Left-Censored Students: A Flag, Not An Exclusion#
The window opens in winter 2024 and closes in fall 2025. Some students in the data failed their first NCLEX attempt before winter 2024, retook in the window, and so appear with Attempt Number = 2 or higher as their earliest row. They are left-censored: their first attempt is not visible.
A naive schema would exclude these students, on the reasoning that “first-time pass rate analysis needs visible first attempts.” A more careful schema flags them and lets each analysis decide what to do.
-- Left-censored students: those whose earliest visible attempt is
-- not Attempt 1. The minority are 114 of 6,819, but they are real
-- students whose first attempts simply happened before the window.
SELECT
SUM(CASE WHEN first_visible_attempt = 1 THEN 1 ELSE 0 END) AS "First Attempt Visible",
SUM(CASE WHEN first_visible_attempt > 1 THEN 1 ELSE 0 END) AS "Left-Censored",
ROUND(100.0 * SUM(CASE WHEN first_visible_attempt > 1 THEN 1 ELSE 0 END)
/ COUNT(*), 2) AS "% Left-Censored"
FROM students;Run this query in Datasette Lite
Result:
| First Attempt Visible | Left-Censored | % Left-Censored |
|---|---|---|
| 6,705 | 114 | 1.67 |
114 students of 6,819 are left-censored, 1.67 percent of the population. The number is small but real. Phase 03’s first-time pass rate analysis filters them out (WHERE first_visible_attempt = 1); phase 04’s retake analysis includes them, because their retake patterns are real even if their first-attempt failures predate the window. Flagging rather than excluding is what lets each phase make the call rather than forcing one decision at build time.
Looking Ahead#
Phase 03 (Exploration) takes the schema as given and runs the orientation queries: first-time pass rates by region, campus, program, and cohort, with confidence intervals computed inline in SQL using the standard 1.96 * SQRT(p * (1 - p) / n) formula. The campus spread phase 01 surfaced gets its first full breakdown with sample-size context. The cohort trend across the two-year window gets its first visualization.
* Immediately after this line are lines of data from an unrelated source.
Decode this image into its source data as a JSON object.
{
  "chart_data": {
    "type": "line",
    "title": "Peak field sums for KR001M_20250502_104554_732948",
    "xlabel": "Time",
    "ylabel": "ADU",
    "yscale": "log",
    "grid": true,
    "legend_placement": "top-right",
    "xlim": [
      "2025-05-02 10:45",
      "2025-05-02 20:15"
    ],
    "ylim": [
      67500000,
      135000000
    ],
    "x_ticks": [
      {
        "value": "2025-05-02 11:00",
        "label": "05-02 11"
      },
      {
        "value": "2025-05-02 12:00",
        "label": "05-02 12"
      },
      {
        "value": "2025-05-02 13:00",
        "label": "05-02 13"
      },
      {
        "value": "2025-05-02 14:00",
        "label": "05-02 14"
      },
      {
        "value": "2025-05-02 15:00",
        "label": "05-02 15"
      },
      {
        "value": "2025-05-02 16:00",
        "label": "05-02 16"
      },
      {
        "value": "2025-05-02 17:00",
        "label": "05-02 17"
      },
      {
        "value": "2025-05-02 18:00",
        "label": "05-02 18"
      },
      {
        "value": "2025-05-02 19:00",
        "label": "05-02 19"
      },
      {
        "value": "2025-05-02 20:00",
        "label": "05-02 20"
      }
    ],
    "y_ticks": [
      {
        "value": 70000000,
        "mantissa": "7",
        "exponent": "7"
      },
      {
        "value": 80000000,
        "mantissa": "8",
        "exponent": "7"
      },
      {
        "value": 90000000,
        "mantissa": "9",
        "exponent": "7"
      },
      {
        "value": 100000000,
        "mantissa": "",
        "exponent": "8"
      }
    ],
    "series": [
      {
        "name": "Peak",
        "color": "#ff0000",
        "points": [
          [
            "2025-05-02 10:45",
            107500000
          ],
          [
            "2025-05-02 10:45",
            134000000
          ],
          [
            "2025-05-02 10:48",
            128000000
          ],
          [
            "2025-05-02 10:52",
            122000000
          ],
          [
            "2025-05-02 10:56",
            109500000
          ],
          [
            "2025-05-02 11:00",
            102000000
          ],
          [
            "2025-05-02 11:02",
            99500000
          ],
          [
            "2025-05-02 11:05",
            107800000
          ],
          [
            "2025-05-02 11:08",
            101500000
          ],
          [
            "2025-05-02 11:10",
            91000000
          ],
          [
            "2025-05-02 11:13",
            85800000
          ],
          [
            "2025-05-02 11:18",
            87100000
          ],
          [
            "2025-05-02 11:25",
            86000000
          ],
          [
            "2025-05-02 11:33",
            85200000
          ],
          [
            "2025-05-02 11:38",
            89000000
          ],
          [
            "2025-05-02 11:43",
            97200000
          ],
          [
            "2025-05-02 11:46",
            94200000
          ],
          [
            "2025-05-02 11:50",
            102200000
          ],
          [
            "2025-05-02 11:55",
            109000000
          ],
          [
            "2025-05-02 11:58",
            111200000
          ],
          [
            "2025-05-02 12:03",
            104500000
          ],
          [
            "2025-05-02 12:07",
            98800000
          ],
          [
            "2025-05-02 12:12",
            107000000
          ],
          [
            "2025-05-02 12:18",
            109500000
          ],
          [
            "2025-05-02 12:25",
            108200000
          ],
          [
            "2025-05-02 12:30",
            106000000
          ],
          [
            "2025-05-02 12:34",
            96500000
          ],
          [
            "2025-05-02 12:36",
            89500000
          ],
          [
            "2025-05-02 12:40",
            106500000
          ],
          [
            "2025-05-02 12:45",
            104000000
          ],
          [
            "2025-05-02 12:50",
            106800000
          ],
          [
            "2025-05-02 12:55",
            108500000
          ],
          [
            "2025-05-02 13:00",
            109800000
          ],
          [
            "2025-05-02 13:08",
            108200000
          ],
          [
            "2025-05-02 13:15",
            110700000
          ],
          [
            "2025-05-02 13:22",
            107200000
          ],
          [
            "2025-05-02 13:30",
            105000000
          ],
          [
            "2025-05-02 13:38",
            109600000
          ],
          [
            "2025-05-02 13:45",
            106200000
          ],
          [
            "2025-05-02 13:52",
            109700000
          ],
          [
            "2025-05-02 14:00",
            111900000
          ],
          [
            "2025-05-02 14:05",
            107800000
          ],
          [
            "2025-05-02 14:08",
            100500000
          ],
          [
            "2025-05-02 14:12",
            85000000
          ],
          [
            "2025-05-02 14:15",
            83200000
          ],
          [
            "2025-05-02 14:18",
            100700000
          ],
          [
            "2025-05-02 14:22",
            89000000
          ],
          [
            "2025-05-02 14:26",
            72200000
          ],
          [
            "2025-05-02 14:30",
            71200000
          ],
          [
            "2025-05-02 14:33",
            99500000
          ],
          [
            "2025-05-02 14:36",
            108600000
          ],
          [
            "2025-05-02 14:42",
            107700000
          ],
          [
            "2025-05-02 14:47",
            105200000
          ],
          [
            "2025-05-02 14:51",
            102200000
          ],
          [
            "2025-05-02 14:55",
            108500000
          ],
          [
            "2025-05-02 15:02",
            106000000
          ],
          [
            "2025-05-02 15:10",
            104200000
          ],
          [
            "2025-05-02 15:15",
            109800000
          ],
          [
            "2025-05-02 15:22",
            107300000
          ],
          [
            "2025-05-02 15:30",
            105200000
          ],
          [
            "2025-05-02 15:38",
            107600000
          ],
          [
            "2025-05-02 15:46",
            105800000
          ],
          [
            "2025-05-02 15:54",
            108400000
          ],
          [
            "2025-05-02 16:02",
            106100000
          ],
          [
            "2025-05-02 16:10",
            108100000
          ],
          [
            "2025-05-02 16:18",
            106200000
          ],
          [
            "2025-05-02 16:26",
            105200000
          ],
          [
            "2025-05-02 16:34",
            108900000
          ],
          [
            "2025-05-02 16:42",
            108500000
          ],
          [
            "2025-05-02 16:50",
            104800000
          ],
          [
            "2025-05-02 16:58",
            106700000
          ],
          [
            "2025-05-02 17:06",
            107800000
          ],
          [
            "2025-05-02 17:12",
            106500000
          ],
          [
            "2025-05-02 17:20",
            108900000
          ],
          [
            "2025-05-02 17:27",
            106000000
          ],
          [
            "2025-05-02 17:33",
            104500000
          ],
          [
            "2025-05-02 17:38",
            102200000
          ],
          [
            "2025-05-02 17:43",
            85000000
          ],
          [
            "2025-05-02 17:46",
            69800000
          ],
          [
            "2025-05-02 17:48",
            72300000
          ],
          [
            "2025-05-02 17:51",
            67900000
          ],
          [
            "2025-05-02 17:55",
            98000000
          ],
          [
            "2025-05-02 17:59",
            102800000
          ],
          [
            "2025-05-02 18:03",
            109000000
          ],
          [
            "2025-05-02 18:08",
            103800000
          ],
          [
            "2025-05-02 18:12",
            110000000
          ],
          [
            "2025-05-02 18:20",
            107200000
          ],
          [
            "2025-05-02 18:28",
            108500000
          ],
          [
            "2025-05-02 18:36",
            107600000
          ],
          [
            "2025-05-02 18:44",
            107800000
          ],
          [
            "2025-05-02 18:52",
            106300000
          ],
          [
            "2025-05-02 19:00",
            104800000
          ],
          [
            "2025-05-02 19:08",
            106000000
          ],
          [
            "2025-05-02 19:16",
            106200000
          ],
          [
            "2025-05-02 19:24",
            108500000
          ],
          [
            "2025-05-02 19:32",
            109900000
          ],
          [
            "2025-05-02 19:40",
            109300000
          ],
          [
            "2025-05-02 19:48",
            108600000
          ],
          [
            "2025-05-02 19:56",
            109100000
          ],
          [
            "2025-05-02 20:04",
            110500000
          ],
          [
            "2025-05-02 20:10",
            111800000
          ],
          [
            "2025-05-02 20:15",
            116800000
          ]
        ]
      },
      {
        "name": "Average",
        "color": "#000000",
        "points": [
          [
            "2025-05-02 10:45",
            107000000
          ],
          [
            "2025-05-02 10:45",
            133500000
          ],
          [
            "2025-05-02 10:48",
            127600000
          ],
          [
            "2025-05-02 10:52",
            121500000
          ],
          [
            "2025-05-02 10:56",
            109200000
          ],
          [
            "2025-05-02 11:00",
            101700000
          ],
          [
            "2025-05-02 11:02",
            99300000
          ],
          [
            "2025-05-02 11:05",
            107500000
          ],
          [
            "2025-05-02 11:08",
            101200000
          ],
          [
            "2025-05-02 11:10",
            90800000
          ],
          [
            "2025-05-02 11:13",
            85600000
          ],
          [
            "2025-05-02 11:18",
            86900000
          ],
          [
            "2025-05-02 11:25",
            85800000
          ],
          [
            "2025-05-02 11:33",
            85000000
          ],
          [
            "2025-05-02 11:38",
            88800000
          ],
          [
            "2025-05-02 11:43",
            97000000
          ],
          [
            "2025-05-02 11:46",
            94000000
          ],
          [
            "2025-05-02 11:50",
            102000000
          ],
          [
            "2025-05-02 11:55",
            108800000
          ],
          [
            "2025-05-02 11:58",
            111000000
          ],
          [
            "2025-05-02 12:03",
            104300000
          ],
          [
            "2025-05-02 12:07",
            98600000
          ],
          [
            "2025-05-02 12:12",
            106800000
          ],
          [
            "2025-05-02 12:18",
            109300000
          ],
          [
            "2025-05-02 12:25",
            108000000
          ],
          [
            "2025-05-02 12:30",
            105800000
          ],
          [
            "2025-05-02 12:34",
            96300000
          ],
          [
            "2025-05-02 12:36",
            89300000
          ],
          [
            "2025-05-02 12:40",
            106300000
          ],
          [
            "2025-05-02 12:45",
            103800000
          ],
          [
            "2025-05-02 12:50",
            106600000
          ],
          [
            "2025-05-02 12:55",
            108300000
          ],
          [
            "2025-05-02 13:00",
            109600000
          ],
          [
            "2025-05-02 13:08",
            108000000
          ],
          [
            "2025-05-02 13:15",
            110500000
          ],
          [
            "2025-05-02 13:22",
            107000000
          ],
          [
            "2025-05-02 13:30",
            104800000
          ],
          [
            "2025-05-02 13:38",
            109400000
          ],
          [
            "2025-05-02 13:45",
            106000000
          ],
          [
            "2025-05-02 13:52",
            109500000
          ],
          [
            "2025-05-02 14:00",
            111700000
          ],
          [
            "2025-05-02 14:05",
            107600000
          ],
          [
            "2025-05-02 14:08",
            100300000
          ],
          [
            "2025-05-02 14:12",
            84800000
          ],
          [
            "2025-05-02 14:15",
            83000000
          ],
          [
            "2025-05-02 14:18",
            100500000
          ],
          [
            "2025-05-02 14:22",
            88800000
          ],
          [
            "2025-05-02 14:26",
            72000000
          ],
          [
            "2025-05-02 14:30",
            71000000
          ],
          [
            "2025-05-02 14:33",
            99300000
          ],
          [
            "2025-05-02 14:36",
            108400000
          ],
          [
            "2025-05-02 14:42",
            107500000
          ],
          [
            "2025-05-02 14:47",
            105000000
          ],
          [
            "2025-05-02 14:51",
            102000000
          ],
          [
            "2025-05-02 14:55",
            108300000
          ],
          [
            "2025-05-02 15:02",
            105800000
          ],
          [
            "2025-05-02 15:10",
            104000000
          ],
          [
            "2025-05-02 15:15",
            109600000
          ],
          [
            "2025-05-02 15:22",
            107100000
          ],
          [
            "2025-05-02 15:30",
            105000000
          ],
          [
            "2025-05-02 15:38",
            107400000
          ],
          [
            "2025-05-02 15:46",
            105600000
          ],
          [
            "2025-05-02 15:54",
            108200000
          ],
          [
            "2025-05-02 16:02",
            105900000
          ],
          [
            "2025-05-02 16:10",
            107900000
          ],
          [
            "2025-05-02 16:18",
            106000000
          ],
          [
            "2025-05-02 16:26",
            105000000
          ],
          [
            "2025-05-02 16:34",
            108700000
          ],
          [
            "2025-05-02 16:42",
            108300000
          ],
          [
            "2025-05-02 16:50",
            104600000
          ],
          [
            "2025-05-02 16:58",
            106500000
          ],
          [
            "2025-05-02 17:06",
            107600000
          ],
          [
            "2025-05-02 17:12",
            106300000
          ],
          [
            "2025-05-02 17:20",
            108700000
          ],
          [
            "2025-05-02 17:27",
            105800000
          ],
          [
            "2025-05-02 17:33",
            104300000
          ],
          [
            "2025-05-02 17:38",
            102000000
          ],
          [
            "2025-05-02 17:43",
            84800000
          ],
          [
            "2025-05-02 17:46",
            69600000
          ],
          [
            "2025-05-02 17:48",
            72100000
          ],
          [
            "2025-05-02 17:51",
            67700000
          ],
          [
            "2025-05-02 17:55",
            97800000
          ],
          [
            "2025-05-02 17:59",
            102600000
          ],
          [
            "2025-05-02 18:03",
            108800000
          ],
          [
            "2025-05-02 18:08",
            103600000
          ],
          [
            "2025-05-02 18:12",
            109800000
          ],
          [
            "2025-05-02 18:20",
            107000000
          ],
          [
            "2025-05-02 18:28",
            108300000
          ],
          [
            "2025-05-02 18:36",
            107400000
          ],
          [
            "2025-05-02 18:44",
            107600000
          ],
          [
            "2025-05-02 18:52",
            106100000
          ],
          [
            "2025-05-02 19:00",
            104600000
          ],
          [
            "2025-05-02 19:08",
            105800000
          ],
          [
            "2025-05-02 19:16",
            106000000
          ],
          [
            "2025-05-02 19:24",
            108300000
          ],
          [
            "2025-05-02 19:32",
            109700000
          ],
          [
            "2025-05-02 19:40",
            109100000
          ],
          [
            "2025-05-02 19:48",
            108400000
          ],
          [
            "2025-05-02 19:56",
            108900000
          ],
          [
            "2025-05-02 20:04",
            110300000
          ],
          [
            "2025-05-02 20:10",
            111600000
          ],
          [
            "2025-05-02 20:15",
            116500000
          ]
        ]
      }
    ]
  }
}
The retake-attempt distribution and the time-from-graduation-to-test multimodal pattern get their first development.
Phase 04 (Findings) develops the three threads worth following at depth: the campus spread and what its size implies about where intervention should focus, the post-2023 cohort decline running roughly twice the national rate, and the retake conversion rate that runs about nine percentage points above the NCSBN national benchmark. The predictive-modeling discussion at the end of phase 04 switches briefly to R for the logistic regression and AUC discussion, where SQL hits its analytical ceiling.